Can you tell me a little about one of the items on the list?
One special item that we will display in this exhibit is a first-edition copy of “Emma.” This novel represents Austen’s first interaction with the prolific publisher John Murray, and it helps viewers to get a sense of the material object in addition to the text of Austen’s novel. A fun fact about this particular copy is that a previous owner decided to add, in pencil, “Miss Austin” on the title page to clarify exactly who was “the Author of ‘Pride and Prejudice.'”
WOW. It must’ve been pretty special when you first got a closer look at that “Emma.” How did you feel in that moment?
Well, they tend to frown on squealing in the reading room, so I tried to maintain a rather professional demeanor despite the thrill of being able to see, much less touch, a first-edition copy. Then the first thing I did after leaving was text my mother, who’s quite the Janeite herself, to tell her what I’d just seen. Needless to say she shared my excitement.
How long did the exhibit take to organize?

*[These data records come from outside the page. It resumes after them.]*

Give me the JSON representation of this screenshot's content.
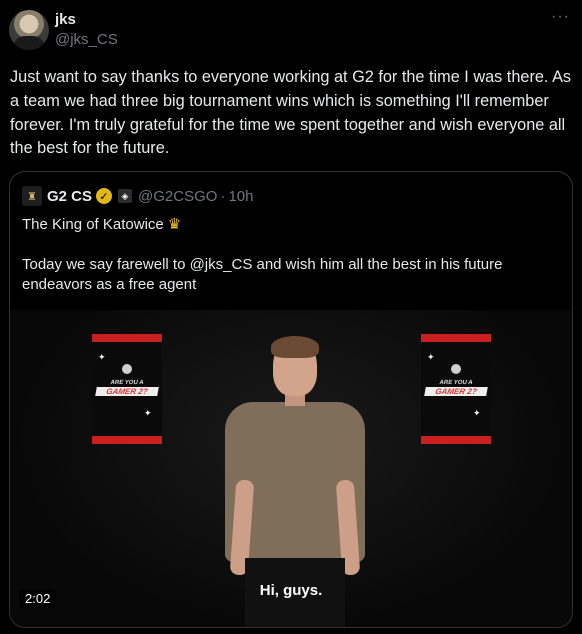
{
  "author": {
    "name": "jks",
    "handle": "@jks_CS",
    "more_icon": "···"
  },
  "tweet_text": "Just want to say thanks to everyone working at G2 for the time I was there. As a team we had three big tournament wins which is something I'll remember forever. I'm truly grateful for the time we spent together and wish everyone all the best for the future.",
  "quoted": {
    "name": "G2 CS",
    "handle": "@G2CSGO",
    "separator": "·",
    "time": "10h",
    "line1": "The King of Katowice",
    "crown_icon": "♛",
    "text": "Today we say farewell to @jks_CS and wish him all the best in his future endeavors as a free agent",
    "media": {
      "caption": "Hi, guys.",
      "duration": "2:02",
      "poster_line1": "ARE YOU A",
      "poster_line2": "GAMER 2?"
    }
  },
  "colors": {
    "background": "#000000",
    "text": "#e7e9ea",
    "muted": "#71767b",
    "border": "#2f3336",
    "verified_gold": "#e2b719",
    "poster_red": "#c8201f"
  }
}
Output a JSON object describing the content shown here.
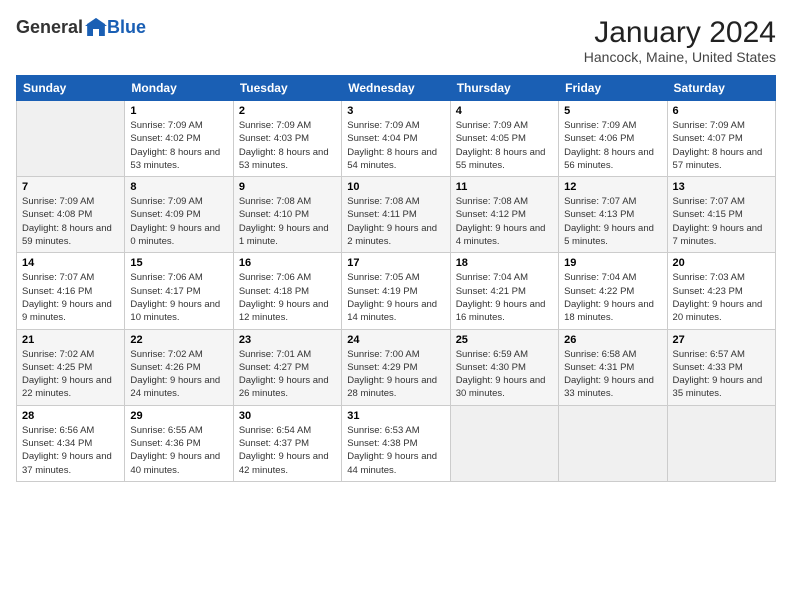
{
  "logo": {
    "general": "General",
    "blue": "Blue"
  },
  "header": {
    "title": "January 2024",
    "subtitle": "Hancock, Maine, United States"
  },
  "days_of_week": [
    "Sunday",
    "Monday",
    "Tuesday",
    "Wednesday",
    "Thursday",
    "Friday",
    "Saturday"
  ],
  "weeks": [
    {
      "days": [
        {
          "num": "",
          "empty": true
        },
        {
          "num": "1",
          "sunrise": "Sunrise: 7:09 AM",
          "sunset": "Sunset: 4:02 PM",
          "daylight": "Daylight: 8 hours and 53 minutes."
        },
        {
          "num": "2",
          "sunrise": "Sunrise: 7:09 AM",
          "sunset": "Sunset: 4:03 PM",
          "daylight": "Daylight: 8 hours and 53 minutes."
        },
        {
          "num": "3",
          "sunrise": "Sunrise: 7:09 AM",
          "sunset": "Sunset: 4:04 PM",
          "daylight": "Daylight: 8 hours and 54 minutes."
        },
        {
          "num": "4",
          "sunrise": "Sunrise: 7:09 AM",
          "sunset": "Sunset: 4:05 PM",
          "daylight": "Daylight: 8 hours and 55 minutes."
        },
        {
          "num": "5",
          "sunrise": "Sunrise: 7:09 AM",
          "sunset": "Sunset: 4:06 PM",
          "daylight": "Daylight: 8 hours and 56 minutes."
        },
        {
          "num": "6",
          "sunrise": "Sunrise: 7:09 AM",
          "sunset": "Sunset: 4:07 PM",
          "daylight": "Daylight: 8 hours and 57 minutes."
        }
      ]
    },
    {
      "days": [
        {
          "num": "7",
          "sunrise": "Sunrise: 7:09 AM",
          "sunset": "Sunset: 4:08 PM",
          "daylight": "Daylight: 8 hours and 59 minutes."
        },
        {
          "num": "8",
          "sunrise": "Sunrise: 7:09 AM",
          "sunset": "Sunset: 4:09 PM",
          "daylight": "Daylight: 9 hours and 0 minutes."
        },
        {
          "num": "9",
          "sunrise": "Sunrise: 7:08 AM",
          "sunset": "Sunset: 4:10 PM",
          "daylight": "Daylight: 9 hours and 1 minute."
        },
        {
          "num": "10",
          "sunrise": "Sunrise: 7:08 AM",
          "sunset": "Sunset: 4:11 PM",
          "daylight": "Daylight: 9 hours and 2 minutes."
        },
        {
          "num": "11",
          "sunrise": "Sunrise: 7:08 AM",
          "sunset": "Sunset: 4:12 PM",
          "daylight": "Daylight: 9 hours and 4 minutes."
        },
        {
          "num": "12",
          "sunrise": "Sunrise: 7:07 AM",
          "sunset": "Sunset: 4:13 PM",
          "daylight": "Daylight: 9 hours and 5 minutes."
        },
        {
          "num": "13",
          "sunrise": "Sunrise: 7:07 AM",
          "sunset": "Sunset: 4:15 PM",
          "daylight": "Daylight: 9 hours and 7 minutes."
        }
      ]
    },
    {
      "days": [
        {
          "num": "14",
          "sunrise": "Sunrise: 7:07 AM",
          "sunset": "Sunset: 4:16 PM",
          "daylight": "Daylight: 9 hours and 9 minutes."
        },
        {
          "num": "15",
          "sunrise": "Sunrise: 7:06 AM",
          "sunset": "Sunset: 4:17 PM",
          "daylight": "Daylight: 9 hours and 10 minutes."
        },
        {
          "num": "16",
          "sunrise": "Sunrise: 7:06 AM",
          "sunset": "Sunset: 4:18 PM",
          "daylight": "Daylight: 9 hours and 12 minutes."
        },
        {
          "num": "17",
          "sunrise": "Sunrise: 7:05 AM",
          "sunset": "Sunset: 4:19 PM",
          "daylight": "Daylight: 9 hours and 14 minutes."
        },
        {
          "num": "18",
          "sunrise": "Sunrise: 7:04 AM",
          "sunset": "Sunset: 4:21 PM",
          "daylight": "Daylight: 9 hours and 16 minutes."
        },
        {
          "num": "19",
          "sunrise": "Sunrise: 7:04 AM",
          "sunset": "Sunset: 4:22 PM",
          "daylight": "Daylight: 9 hours and 18 minutes."
        },
        {
          "num": "20",
          "sunrise": "Sunrise: 7:03 AM",
          "sunset": "Sunset: 4:23 PM",
          "daylight": "Daylight: 9 hours and 20 minutes."
        }
      ]
    },
    {
      "days": [
        {
          "num": "21",
          "sunrise": "Sunrise: 7:02 AM",
          "sunset": "Sunset: 4:25 PM",
          "daylight": "Daylight: 9 hours and 22 minutes."
        },
        {
          "num": "22",
          "sunrise": "Sunrise: 7:02 AM",
          "sunset": "Sunset: 4:26 PM",
          "daylight": "Daylight: 9 hours and 24 minutes."
        },
        {
          "num": "23",
          "sunrise": "Sunrise: 7:01 AM",
          "sunset": "Sunset: 4:27 PM",
          "daylight": "Daylight: 9 hours and 26 minutes."
        },
        {
          "num": "24",
          "sunrise": "Sunrise: 7:00 AM",
          "sunset": "Sunset: 4:29 PM",
          "daylight": "Daylight: 9 hours and 28 minutes."
        },
        {
          "num": "25",
          "sunrise": "Sunrise: 6:59 AM",
          "sunset": "Sunset: 4:30 PM",
          "daylight": "Daylight: 9 hours and 30 minutes."
        },
        {
          "num": "26",
          "sunrise": "Sunrise: 6:58 AM",
          "sunset": "Sunset: 4:31 PM",
          "daylight": "Daylight: 9 hours and 33 minutes."
        },
        {
          "num": "27",
          "sunrise": "Sunrise: 6:57 AM",
          "sunset": "Sunset: 4:33 PM",
          "daylight": "Daylight: 9 hours and 35 minutes."
        }
      ]
    },
    {
      "days": [
        {
          "num": "28",
          "sunrise": "Sunrise: 6:56 AM",
          "sunset": "Sunset: 4:34 PM",
          "daylight": "Daylight: 9 hours and 37 minutes."
        },
        {
          "num": "29",
          "sunrise": "Sunrise: 6:55 AM",
          "sunset": "Sunset: 4:36 PM",
          "daylight": "Daylight: 9 hours and 40 minutes."
        },
        {
          "num": "30",
          "sunrise": "Sunrise: 6:54 AM",
          "sunset": "Sunset: 4:37 PM",
          "daylight": "Daylight: 9 hours and 42 minutes."
        },
        {
          "num": "31",
          "sunrise": "Sunrise: 6:53 AM",
          "sunset": "Sunset: 4:38 PM",
          "daylight": "Daylight: 9 hours and 44 minutes."
        },
        {
          "num": "",
          "empty": true
        },
        {
          "num": "",
          "empty": true
        },
        {
          "num": "",
          "empty": true
        }
      ]
    }
  ]
}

We initially made contact with the Claudia Funke and the Wilson Library staff in early February and soon thereafter began searching the catalogue for items related to “Emma” and its cultural context. Throughout the semester we met with Liz Ott and various other members of the staff to refine that list, and we then began examining each item individually in the Rare Book Collection reading room. As we finalized the list, we began, with Liz and Claudia’s guidance, to write exhibition labels to accompany the items and explain their literary or cultural import. Recently we’ve been working on publicity materials and are finalizing the arrangements for the exhibit presentation. Overall, then, this exhibit project has been the labor of about four months and has involved many minds and hands in its production.
Where do the books come from (just Wilson or other resources)?

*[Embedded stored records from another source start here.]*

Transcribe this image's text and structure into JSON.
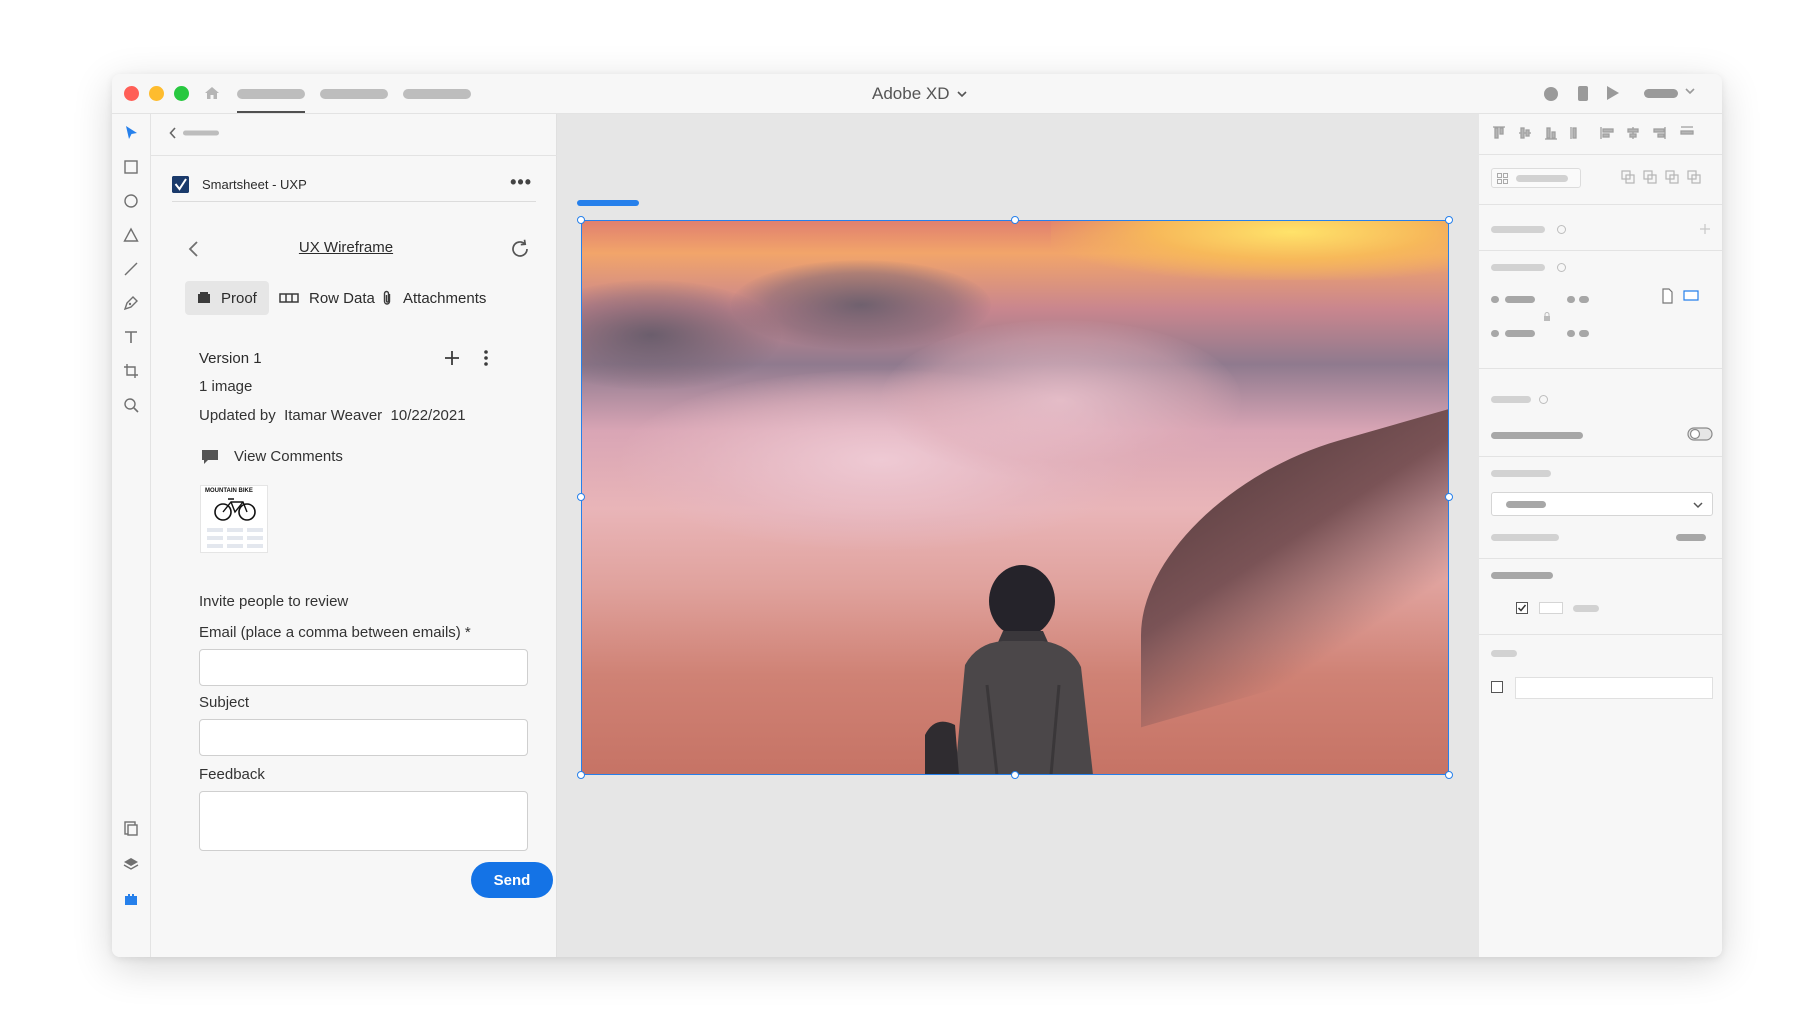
{
  "window": {
    "app_title": "Adobe XD"
  },
  "plugin": {
    "name": "Smartsheet - UXP",
    "sheet_title": "UX Wireframe",
    "tabs": [
      {
        "label": "Proof"
      },
      {
        "label": "Row Data"
      },
      {
        "label": "Attachments"
      }
    ],
    "version": {
      "title": "Version 1",
      "image_count": "1 image",
      "updated_label": "Updated by",
      "updated_by": "Itamar Weaver",
      "updated_date": "10/22/2021"
    },
    "view_comments": "View Comments",
    "thumbnail_title": "MOUNTAIN BIKE",
    "invite": {
      "heading": "Invite people to review",
      "email_label": "Email (place a comma between emails) *",
      "email_value": "",
      "subject_label": "Subject",
      "subject_value": "",
      "feedback_label": "Feedback",
      "feedback_value": "",
      "send_label": "Send"
    }
  },
  "colors": {
    "accent": "#2680eb",
    "send_button": "#1473e6",
    "smartsheet_brand": "#1a3a6b"
  },
  "icons": {
    "toolbar": [
      "select-icon",
      "rectangle-icon",
      "ellipse-icon",
      "triangle-icon",
      "line-icon",
      "pen-icon",
      "text-icon",
      "artboard-icon",
      "zoom-icon"
    ],
    "toolbar_bottom": [
      "assets-icon",
      "layers-icon",
      "plugins-icon"
    ]
  }
}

All items in the exhibit belong to the Rare Book Collection of UNC’s Wilson Library, with the exception of the J. B. Cramer sheet music, which belongs to the Music Library. The Wilson Library staff has been incredibly helpful throughout this process. We would like to especially note the hard work of Liz Ott, who has been our main point of contact, as well as Claudia Funke, Emily Kader, and Susan Bales.
About Isom and Scheinman:
Rachael Isom is a Ph.D. student in the Department of English and Comparative Literature at UNC. She works in British literature of the long nineteenth century, and her research focuses particularly on the intersections of religion and literature in women’s poetry of the Romantic and early Victorian periods. She also serves as Assistant Editor of the Keats-Shelley Journal and works as a Project Assistant for the William Blake Archive.

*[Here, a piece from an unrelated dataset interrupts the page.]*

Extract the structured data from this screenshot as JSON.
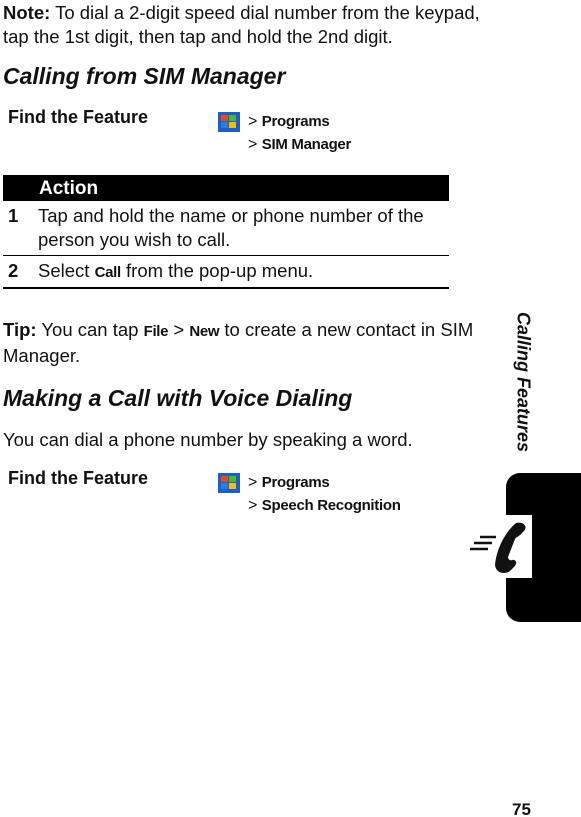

Ted Scheinman is a Ph.D. candidate in English at UNC. His dissertation analyzes experiments with voice in early 18th-century satire, and demonstrates how those voices reemerged to shape the popular novel. His essays and reporting have appeared in the New York Times, Playboy and the Paris Review. By day, he works as senior editor at Pacific Standard magazine. He lives in Santa Barbara and misses his mother, Dr. Deborah Knuth-Klenck, who will attend her second JASP this summer.